Wednesday, 2 December 2009

Object-Oriented Government (analogy)

Object-Orientation and the structure of a “normal” Government

Fabulous analogy created by Brandon Savage links the main OO concepts to the tasks, responsibilities and departments of a government. He believes programmers should learn with it and use these concepts. I think he is right in many things he said and that it makes a great blog post. Here is a short summary of what I think his article says and if you want more details, go see Five (Good) Lessons The Government Teaches Us About Object-Oriented Programming.

He lists 5 intersections between programming concepts (or principles) and Government's structure:


Abstraction
By creating many objects to do a task that once was the job of only one, is called abstraction. This makes each object more simple and able to do only one thing. Government abstraction? Bureaucracy.

Encapsulation
Protect and private functions, inside a class, 'encapsulates' its action. That means objects outside the current instantiated one won't have access to it. Government encapsulation? Among other possible examples, front-line and back-line workers. One deals with the public and the other doesn't. (Good try Brandon, this analogy kind of worked :.)

“Dumb Objects”
Objects that are 'too smart' (love that) demand more time and effort to understand and alter them. Instead of having this complex chain of variables and objects, why not make these objects less clever? The idea here is to test the parameters that are being injected into it and use it. This prevents errors and makes the later debugging much easier. Government 'Dumb' Objects? Itself! Well, have you ever had to present the same document to different departments when all you want is to see a doctor, register a business or something like that? Well, the departments could have an integrated database, but like this they are easier to manage.

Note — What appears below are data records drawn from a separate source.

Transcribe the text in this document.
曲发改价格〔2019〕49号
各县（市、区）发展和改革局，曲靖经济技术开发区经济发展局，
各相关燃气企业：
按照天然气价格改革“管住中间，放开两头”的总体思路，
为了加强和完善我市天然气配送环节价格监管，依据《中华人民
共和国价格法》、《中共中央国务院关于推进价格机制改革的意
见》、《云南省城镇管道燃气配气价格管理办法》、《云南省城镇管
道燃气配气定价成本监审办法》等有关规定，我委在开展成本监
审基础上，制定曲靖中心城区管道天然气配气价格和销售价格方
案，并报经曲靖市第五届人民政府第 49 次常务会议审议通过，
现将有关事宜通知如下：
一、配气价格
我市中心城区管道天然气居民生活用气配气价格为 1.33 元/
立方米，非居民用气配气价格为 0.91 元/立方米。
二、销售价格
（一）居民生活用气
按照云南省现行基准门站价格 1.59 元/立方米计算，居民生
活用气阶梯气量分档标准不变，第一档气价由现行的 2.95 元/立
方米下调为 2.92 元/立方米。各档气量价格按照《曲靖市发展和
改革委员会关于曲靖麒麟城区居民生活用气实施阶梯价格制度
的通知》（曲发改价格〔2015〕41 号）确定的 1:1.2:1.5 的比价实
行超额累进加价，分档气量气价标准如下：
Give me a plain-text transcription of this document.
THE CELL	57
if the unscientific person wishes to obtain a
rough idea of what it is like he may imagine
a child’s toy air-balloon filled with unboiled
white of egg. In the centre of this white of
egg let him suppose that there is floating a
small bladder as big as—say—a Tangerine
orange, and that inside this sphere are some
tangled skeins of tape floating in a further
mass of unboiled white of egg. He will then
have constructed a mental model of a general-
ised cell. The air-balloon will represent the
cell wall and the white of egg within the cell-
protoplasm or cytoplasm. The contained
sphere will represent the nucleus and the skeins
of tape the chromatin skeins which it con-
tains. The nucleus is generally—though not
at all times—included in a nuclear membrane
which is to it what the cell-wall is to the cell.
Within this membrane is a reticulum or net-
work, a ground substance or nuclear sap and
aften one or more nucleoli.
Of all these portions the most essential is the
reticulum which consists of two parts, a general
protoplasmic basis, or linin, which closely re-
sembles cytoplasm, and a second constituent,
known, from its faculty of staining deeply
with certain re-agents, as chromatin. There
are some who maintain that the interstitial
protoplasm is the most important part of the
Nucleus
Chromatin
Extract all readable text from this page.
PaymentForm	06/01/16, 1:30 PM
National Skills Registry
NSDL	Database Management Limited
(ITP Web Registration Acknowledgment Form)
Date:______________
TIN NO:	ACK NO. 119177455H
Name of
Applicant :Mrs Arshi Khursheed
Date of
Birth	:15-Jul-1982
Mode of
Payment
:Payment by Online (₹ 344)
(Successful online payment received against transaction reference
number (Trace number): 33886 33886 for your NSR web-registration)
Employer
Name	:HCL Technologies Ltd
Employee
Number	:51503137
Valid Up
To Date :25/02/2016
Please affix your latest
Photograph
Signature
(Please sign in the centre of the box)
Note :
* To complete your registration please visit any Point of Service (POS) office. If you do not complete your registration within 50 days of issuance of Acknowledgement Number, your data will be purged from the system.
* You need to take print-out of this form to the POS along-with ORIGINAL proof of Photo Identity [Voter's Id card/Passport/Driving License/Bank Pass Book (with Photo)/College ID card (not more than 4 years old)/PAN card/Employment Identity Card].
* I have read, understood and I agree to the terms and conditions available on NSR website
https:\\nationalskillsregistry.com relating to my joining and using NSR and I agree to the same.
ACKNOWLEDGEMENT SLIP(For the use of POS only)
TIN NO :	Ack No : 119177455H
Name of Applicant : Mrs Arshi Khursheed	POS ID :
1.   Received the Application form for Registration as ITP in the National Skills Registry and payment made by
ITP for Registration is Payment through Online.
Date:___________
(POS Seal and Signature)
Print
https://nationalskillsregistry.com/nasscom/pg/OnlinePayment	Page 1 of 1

Decoupling (or de-normalization)
A variation of the 'dumb' objects. It consists of the ability to move an object, or class, form one library to another, simplifying, once again, the management and debug. Governments like that and the less reliable a department is on a particular person the more flexible the system is. I personally think this happens because of lack of training budget. The same works for a developer..

Many classes working on one single job
Exactly like going to different departments and buildings to get one single task done, many systems have many objects, with different activities, working on the same action-flow. People complain about it when it concerns to governments, but what they don't realise is that what they are doing isn't one single task, it is many that looks like one.